RandFan said:You are right that it has always been done that way. Just as social security has always been used to decrease the deficit. In the end the only thing that really matters is the debt. Did it go up? Yes!
Well, this debate started out over the surplus. You claimed there was never a surplus. I claim that using the following definition of the surplus, which is accepted by the government and by the major news organizations, Clinton in fact had a surplus:
The budget has a surplus if government revenues exceed government spending. There is a deficit if the opposite is true.

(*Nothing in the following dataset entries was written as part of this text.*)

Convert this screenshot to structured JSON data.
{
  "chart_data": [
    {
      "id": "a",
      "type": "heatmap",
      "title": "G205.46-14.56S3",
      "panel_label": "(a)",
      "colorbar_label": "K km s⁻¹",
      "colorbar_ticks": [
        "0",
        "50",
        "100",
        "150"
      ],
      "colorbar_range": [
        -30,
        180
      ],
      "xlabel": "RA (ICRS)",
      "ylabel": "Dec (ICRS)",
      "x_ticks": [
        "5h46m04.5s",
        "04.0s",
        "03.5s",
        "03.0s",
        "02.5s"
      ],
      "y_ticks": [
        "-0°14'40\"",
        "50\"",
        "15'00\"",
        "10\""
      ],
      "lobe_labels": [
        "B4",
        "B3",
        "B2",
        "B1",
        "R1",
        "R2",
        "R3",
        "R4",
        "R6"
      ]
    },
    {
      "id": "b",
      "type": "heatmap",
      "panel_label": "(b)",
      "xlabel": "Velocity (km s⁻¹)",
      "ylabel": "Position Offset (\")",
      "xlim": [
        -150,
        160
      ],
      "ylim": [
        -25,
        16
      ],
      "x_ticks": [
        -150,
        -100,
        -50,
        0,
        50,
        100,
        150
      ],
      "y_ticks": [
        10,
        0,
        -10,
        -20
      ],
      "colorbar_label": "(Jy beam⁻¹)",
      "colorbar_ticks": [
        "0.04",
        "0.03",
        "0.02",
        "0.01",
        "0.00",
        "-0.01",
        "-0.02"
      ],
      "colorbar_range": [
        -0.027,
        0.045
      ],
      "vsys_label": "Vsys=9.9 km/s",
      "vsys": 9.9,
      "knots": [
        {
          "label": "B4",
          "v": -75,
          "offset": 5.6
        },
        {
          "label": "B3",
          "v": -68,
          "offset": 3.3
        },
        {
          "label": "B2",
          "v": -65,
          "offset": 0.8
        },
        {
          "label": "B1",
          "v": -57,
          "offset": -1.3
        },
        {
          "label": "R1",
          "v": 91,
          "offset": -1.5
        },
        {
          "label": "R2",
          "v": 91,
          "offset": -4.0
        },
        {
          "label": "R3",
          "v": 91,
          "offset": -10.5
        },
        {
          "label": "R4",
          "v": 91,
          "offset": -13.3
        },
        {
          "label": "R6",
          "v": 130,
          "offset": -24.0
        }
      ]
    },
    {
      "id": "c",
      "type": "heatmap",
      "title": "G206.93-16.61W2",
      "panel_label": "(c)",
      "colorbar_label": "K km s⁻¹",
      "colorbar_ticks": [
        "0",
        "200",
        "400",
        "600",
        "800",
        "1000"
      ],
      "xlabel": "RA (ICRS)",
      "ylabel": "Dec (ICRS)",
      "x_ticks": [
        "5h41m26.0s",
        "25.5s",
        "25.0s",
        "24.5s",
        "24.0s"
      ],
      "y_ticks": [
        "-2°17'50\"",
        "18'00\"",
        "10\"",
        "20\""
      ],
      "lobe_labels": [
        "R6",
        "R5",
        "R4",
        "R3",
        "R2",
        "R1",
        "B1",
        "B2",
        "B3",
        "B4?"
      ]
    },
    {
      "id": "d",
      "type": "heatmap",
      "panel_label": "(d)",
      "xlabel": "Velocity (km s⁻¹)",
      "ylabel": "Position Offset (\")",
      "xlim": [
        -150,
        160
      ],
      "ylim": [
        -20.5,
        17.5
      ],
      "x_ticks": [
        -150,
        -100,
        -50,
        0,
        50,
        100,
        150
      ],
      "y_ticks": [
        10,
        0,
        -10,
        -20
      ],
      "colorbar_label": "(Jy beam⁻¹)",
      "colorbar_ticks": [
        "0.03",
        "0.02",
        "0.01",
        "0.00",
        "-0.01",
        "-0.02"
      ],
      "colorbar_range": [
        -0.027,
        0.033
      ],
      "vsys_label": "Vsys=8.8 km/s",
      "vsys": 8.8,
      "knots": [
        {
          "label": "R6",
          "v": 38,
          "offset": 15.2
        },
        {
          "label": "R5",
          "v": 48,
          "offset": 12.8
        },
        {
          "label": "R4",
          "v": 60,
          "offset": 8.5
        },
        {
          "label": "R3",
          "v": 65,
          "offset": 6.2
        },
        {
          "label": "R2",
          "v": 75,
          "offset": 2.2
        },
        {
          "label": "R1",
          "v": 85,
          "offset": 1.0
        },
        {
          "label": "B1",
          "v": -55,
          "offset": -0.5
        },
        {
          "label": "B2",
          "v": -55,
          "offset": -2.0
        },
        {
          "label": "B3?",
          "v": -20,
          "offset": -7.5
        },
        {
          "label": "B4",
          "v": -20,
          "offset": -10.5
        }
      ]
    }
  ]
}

This is the definition that is commonly used. So there was no spin when Clinton claimed that he had a surplus. I don't see what the debt has to do with anything. Yes, you can argue that we don't have a surplus because they're not counting the debt, but he was using the accepted definition of surplus.
He didn't even do that. If the debt goes up it can't be said to be going down (paying off). No all Clinton did (assuming that he did anything is slow the rate of growth.
No. Clinton in fact started paying off the debt at one point. The yearly debt still went up. But here's how it could have happened: let's suppose at the beginning of the year, the debt was $6 trillion, and from January to June, the government added $500 billion to it, making the total debt $6.5 trillion. Now suppose we start paying it off in July, and by the end of the year, its down to $6.1 trillion. So yes, there was an increase that year. But it was going down for a time. That's why the debt clock started counting backwards in the latter part of 2000.
The debt was being payed off. The rate of growth did not slow down. The debt was being payed off.